Vagina. Pussy. Cunt. Twat. Poochy. Whoo-ha. Down there.
We have a ton of words for the vagina, but the average person knows very little about this aspect of the human anatomy, which is pretty amazing considering how integral it is to your day-to-day life. So I figured that I would write an overview of information about the vagina, because some of you may be interacting with vaginas regularly – your own, your partner’s, or both, or maybe you are just interesting because vaginas ARE interesting.
First off, vaginas and penises are both genitalia. They tell you your SEX, not your gender. Gender is a social construct and is how you define yourself in your head. Sex is on the spectrum ranging from male to female. Gender is on the spectrum from man to woman. (Gender expression, which is how you present yourself in dress and actions ranges from masculine to feminine). Quick note: people can have both male and female genitalia or hormones that are not in sync with the genitalia that they have, which is called intersex,
nothermaphrodite (hermaphrodite is seen as very, very disrespectful).
Now, vagina is usually referred to in a pretty broad way meaning almost anything between a female’s legs, but this is not the case. The vagina only refers to the actual inside of the hole that is the vagina. The labia majora and minora (the lips… or as my partner and I call them, petals), the urethra (where pee comes out), and the anus are not part of the vagina.
The following diagram shows all the individual parts of the anatomy:
Now that we know the parts that we are talking about, let’s dive in.

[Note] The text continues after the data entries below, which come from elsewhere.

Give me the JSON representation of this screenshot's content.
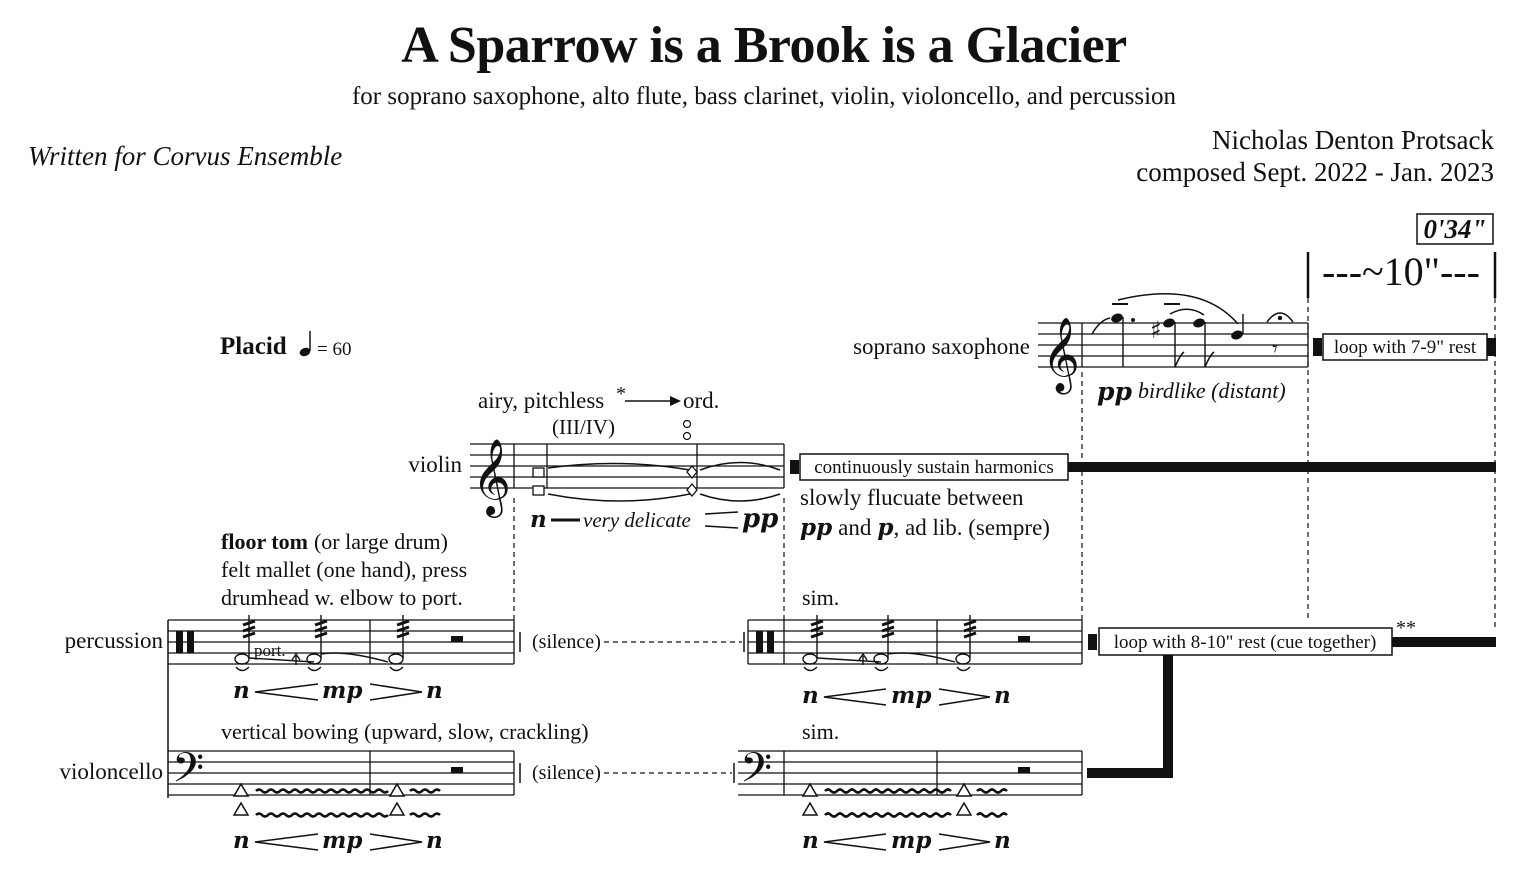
{
  "header": {
    "title": "A Sparrow is a Brook is a Glacier",
    "subtitle": "for soprano saxophone, alto flute, bass clarinet, violin, violoncello, and percussion",
    "dedication": "Written for Corvus Ensemble",
    "composer": "Nicholas Denton Protsack",
    "dates": "composed Sept. 2022 - Jan. 2023"
  },
  "tempo": {
    "marking": "Placid",
    "bpm": "= 60"
  },
  "timing": {
    "elapsed": "0'34\"",
    "duration": "---~10\"---"
  },
  "instruments": {
    "soprano_sax": "soprano saxophone",
    "violin": "violin",
    "percussion": "percussion",
    "violoncello": "violoncello"
  },
  "saxophone": {
    "dynamic": "pp",
    "expression": "birdlike (distant)",
    "loop_box": "loop with 7-9\" rest"
  },
  "violin": {
    "technique": "airy, pitchless",
    "technique_asterisk": "*",
    "ord": "ord.",
    "strings": "(III/IV)",
    "dyn_start": "n",
    "expression": "very delicate",
    "dyn_end": "pp",
    "sustain_box": "continuously sustain harmonics",
    "fluctuate_line1": "slowly flucuate between",
    "fluct_dyn1": "pp",
    "fluct_and": "and",
    "fluct_dyn2": "p",
    "fluct_rest": ", ad lib. (sempre)"
  },
  "percussion": {
    "instrument_name": "floor tom",
    "instrument_alt": "(or large drum)",
    "instruction_line2": "felt mallet (one hand), press",
    "instruction_line3": "drumhead w. elbow to port.",
    "port": "port.",
    "sim": "sim.",
    "silence": "(silence)",
    "loop_box": "loop with 8-10\" rest (cue together)",
    "footnote": "**",
    "dyn_n": "n",
    "dyn_mp": "mp"
  },
  "cello": {
    "bowing": "vertical bowing (upward, slow, crackling)",
    "sim": "sim.",
    "silence": "(silence)",
    "dyn_n": "n",
    "dyn_mp": "mp"
  }
}
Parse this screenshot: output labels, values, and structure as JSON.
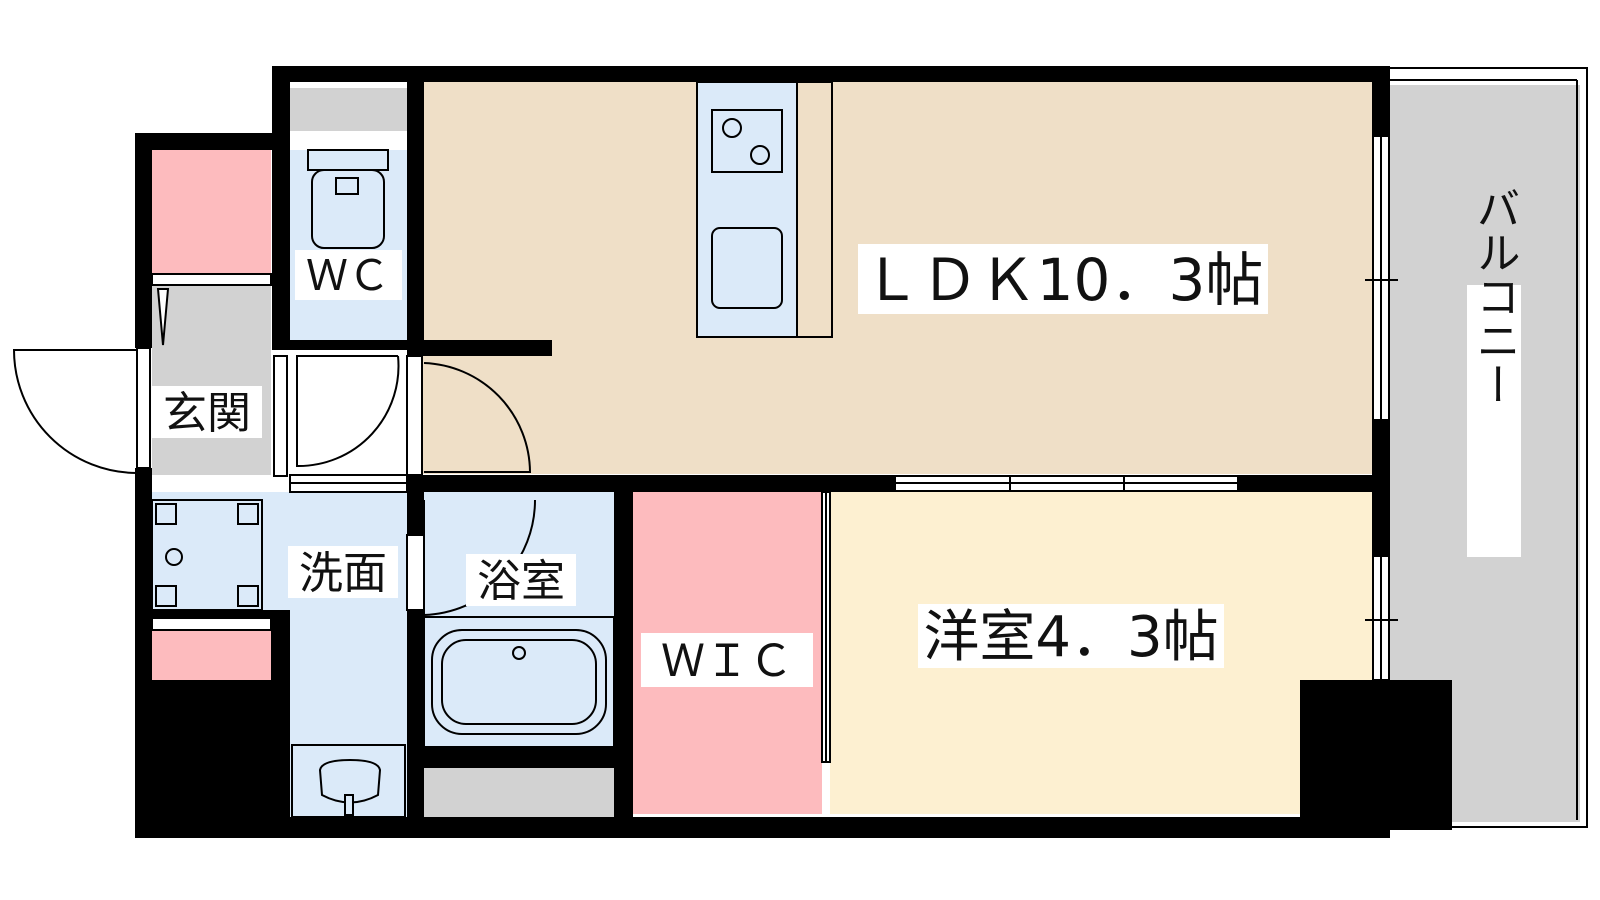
{
  "rooms": {
    "ldk": "ＬＤＫ10．3帖",
    "bedroom": "洋室4．3帖",
    "wic": "ＷＩＣ",
    "wc": "ＷＣ",
    "entrance": "玄関",
    "washroom": "洗面",
    "bathroom": "浴室",
    "balcony": "バルコニー"
  },
  "colors": {
    "ldk": "#efdfc7",
    "bedroom": "#fdf0d1",
    "wet_area": "#dbeaf9",
    "storage": "#fdbbbe",
    "gray_area": "#d2d2d2",
    "wall": "#000000"
  }
}
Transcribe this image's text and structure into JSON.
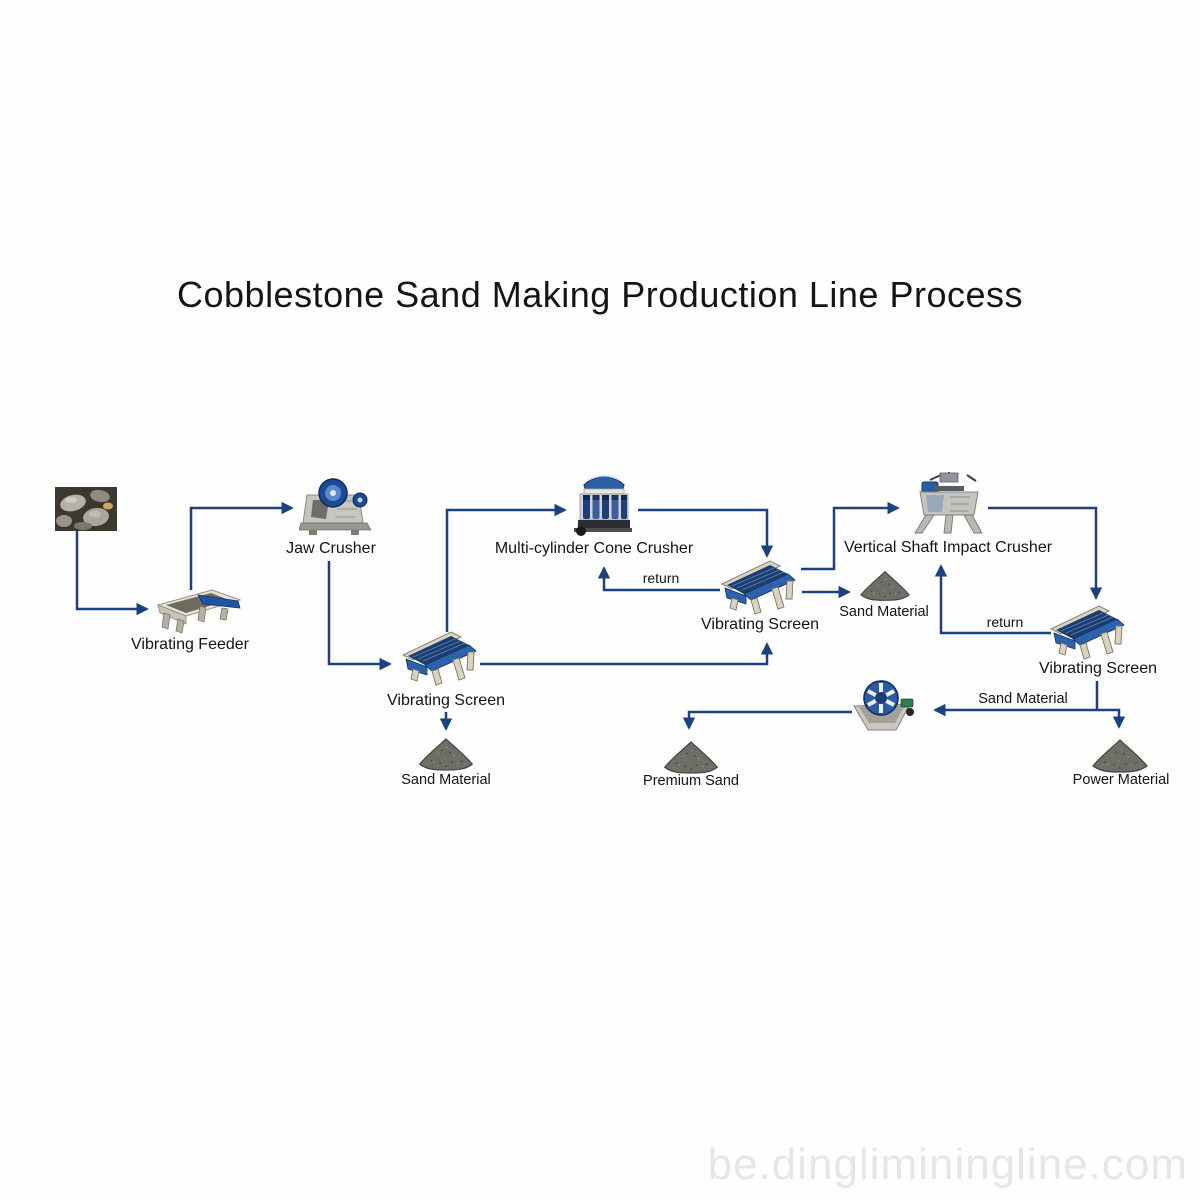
{
  "title": "Cobblestone Sand Making Production Line Process",
  "watermark": "be.dingliminingline.com",
  "colors": {
    "connector": "#1c4180",
    "label_text": "#141414",
    "sand_pile": "#6e6d66",
    "machine_blue": "#2a5ca6",
    "watermark_text": "#e6e6e3"
  },
  "labels": {
    "vibrating_feeder": "Vibrating Feeder",
    "jaw_crusher": "Jaw Crusher",
    "vibrating_screen": "Vibrating Screen",
    "cone_crusher": "Multi-cylinder Cone Crusher",
    "vsi_crusher": "Vertical Shaft Impact Crusher",
    "sand_material": "Sand Material",
    "premium_sand": "Premium Sand",
    "power_material": "Power Material",
    "return_label": "return"
  },
  "icons": {
    "raw_material": "cobblestone-photo",
    "vibrating_feeder": "vibrating-feeder-machine",
    "jaw_crusher": "jaw-crusher-machine",
    "vibrating_screen": "vibrating-screen-machine",
    "cone_crusher": "multi-cylinder-cone-crusher-machine",
    "vsi_crusher": "vertical-shaft-impact-crusher-machine",
    "sand_washer": "wheel-sand-washer-machine",
    "sand_pile": "sand-pile"
  }
}
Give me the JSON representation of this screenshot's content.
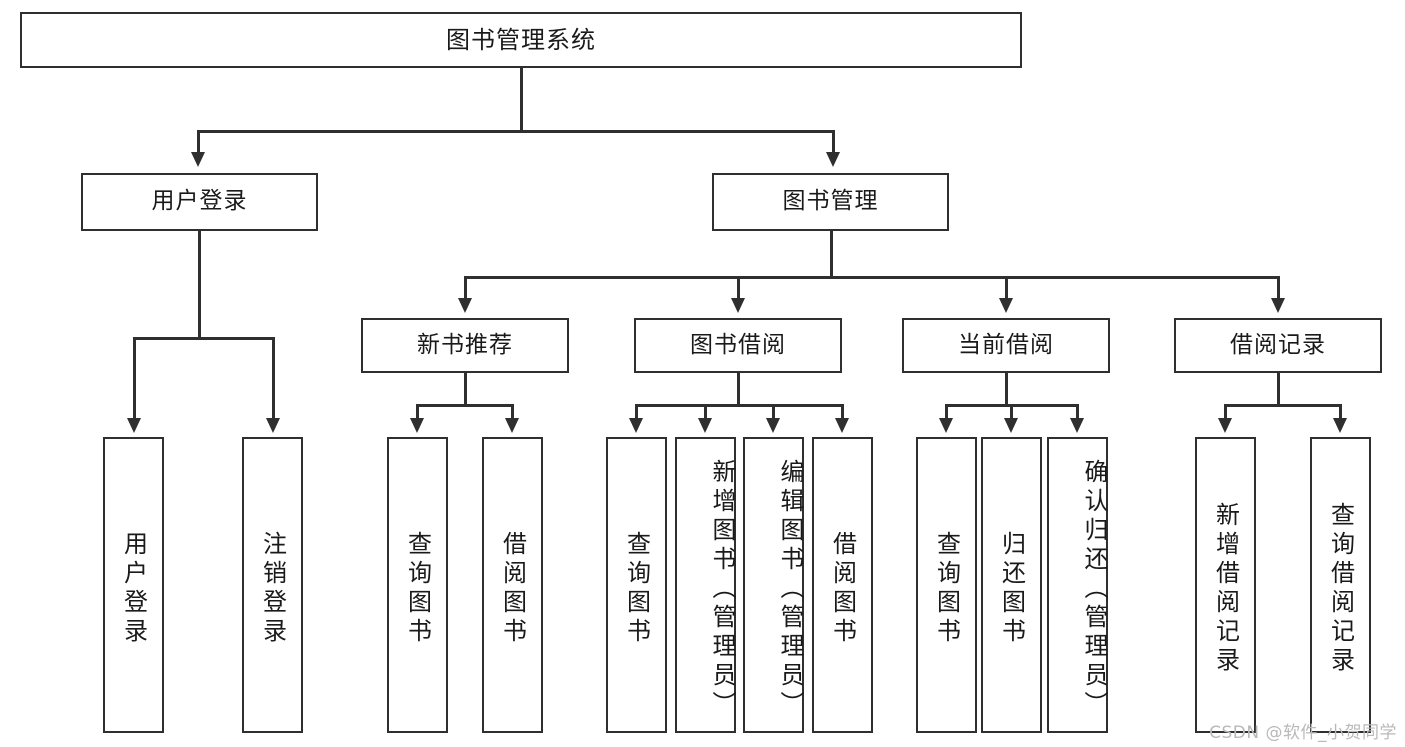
{
  "diagram": {
    "title": "图书管理系统",
    "type": "hierarchy-tree",
    "root": {
      "label": "图书管理系统"
    },
    "level1": [
      {
        "label": "用户登录"
      },
      {
        "label": "图书管理"
      }
    ],
    "level2": [
      {
        "label": "新书推荐",
        "parent": "图书管理"
      },
      {
        "label": "图书借阅",
        "parent": "图书管理"
      },
      {
        "label": "当前借阅",
        "parent": "图书管理"
      },
      {
        "label": "借阅记录",
        "parent": "图书管理"
      }
    ],
    "leaves": {
      "user_login": [
        {
          "label": "用户登录"
        },
        {
          "label": "注销登录"
        }
      ],
      "new_book_rec": [
        {
          "label": "查询图书"
        },
        {
          "label": "借阅图书"
        }
      ],
      "book_borrow": [
        {
          "label": "查询图书"
        },
        {
          "label": "新增图书（管理员）"
        },
        {
          "label": "编辑图书（管理员）"
        },
        {
          "label": "借阅图书"
        }
      ],
      "current_borrow": [
        {
          "label": "查询图书"
        },
        {
          "label": "归还图书"
        },
        {
          "label": "确认归还（管理员）"
        }
      ],
      "borrow_record": [
        {
          "label": "新增借阅记录"
        },
        {
          "label": "查询借阅记录"
        }
      ]
    }
  },
  "watermark": {
    "text": "CSDN @软件_小贺同学"
  },
  "colors": {
    "stroke": "#2f2f2f",
    "fill": "#ffffff",
    "text": "#1a1a1a",
    "watermark": "#b9b9b9"
  }
}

First of all, when a vagina is aroused the muscles in the vagina relax. These muscles can be tightened, which happens naturally when you orgasm, by practicing with kaegles or ben-waa balls (both of which help you tighten when you want to). When people say, however, that they are only having sex with ‘tight pussies’ that means that they are having sec with unaroused pussies and they are doing something wrong. Vaginas also hold their form really well. After childbirth, or the insertion of something very large, the vagina may take some time to return to its original shape, but even then it will go back – a process which can be sped by kaegles and the ben waa balls.
Vaginas also secrete a mucus when they are aroused – which is why you ‘get wet’. Different females have a different consistency and texture of their mucus and different stages in the menstrual cycle generate differences as well. If there is a noticeable change in scent, color, or texture you should talk to your doctor as this could be a sign of a problem, but some discharge and wetness when aroused is normal.
Vaginas all have different smells, and they do have an odor, but this is not a bad thing. Having that slight odor means your vagina is doing what it is supposed to do. Using a spray to make it smell better is actually NOT GOOD because the spray changes the pH of your vagina which can allow for bacteria to grow and yeast infections of urinary tract infections (if the bacteria spreads to the urethra) to occur. Douching is also very bad for your body – do not do it.
If you think your vagina is smelly use a pH sensitive soap and a washcloth and clean the outside of it gently. Dove is an example of a soap that is good for this. Bathing regularly and after exercise or sex will help reduce the smell. When semen is left in the vagina, there is typically a strong foul odor that comes from this – so be aware of this as well.
Now the clit is something that most people have a very hard time understanding, but it is an important tool for sex. Females actually can almost never come without clitoral stimulation. Now before you get angry that you can orgasm from insertion, wait! We are getting to that.
The clit has three times as many nerve endings as the penis, so even though it is much smaller, it does generate a lot of sensation. Everyone’s nerves may be aligned slightly differently, some parts of your clit may be more sensitive than someone else’s, and you may like some sensations better than others – play around by yourself and with your partner and figure out what feels best for you!
Now – here is a diagram of the clitoris. As you can see, the part of the clitoris on the outside of the body is only a small piece of the whole entity. The part of your clitoris that can be seen from the outside is, obviously, very sensitive. Sensitivity increases when it is touched or rubbed because blood rushes to the area causing it to swell (just like a penis). If the external clitoris is rubbed for too long, it can become painful – so make sure you are communicating with your partner and stopping if this is the case, if you continue to touch it can lead to nerve damage.
So the clitoris is much more than the outside piece and can actually be touched through the vagina. The ‘G-spot’ that is said to be (1) hard to find and (2) able to give female’s orgasms through magic is actually just part of the internal clitoris.
Now, the ‘G-spot’ is located two to three inches into the vagina on the front wall, so if your partner is facing you, then would pull their fingers back towards themselves. Curl the fingers in a ‘come hither’ motion over and over. When your partner is on this spot, you will know – play around with it and see how it feels. So those of you who are cumming from insertion – I told you it was still the clitoris.
Obviously, this is not magic – your partner is catching a part of your body that is dense with nerve endings. Yay! The more you and your partner experiment with this, the more it will make sense. Be vocal – tell them what feels good and what doesn’t. Explore your body with a mirror, know what feels best on your own and then work with your partner to incorporate that into play.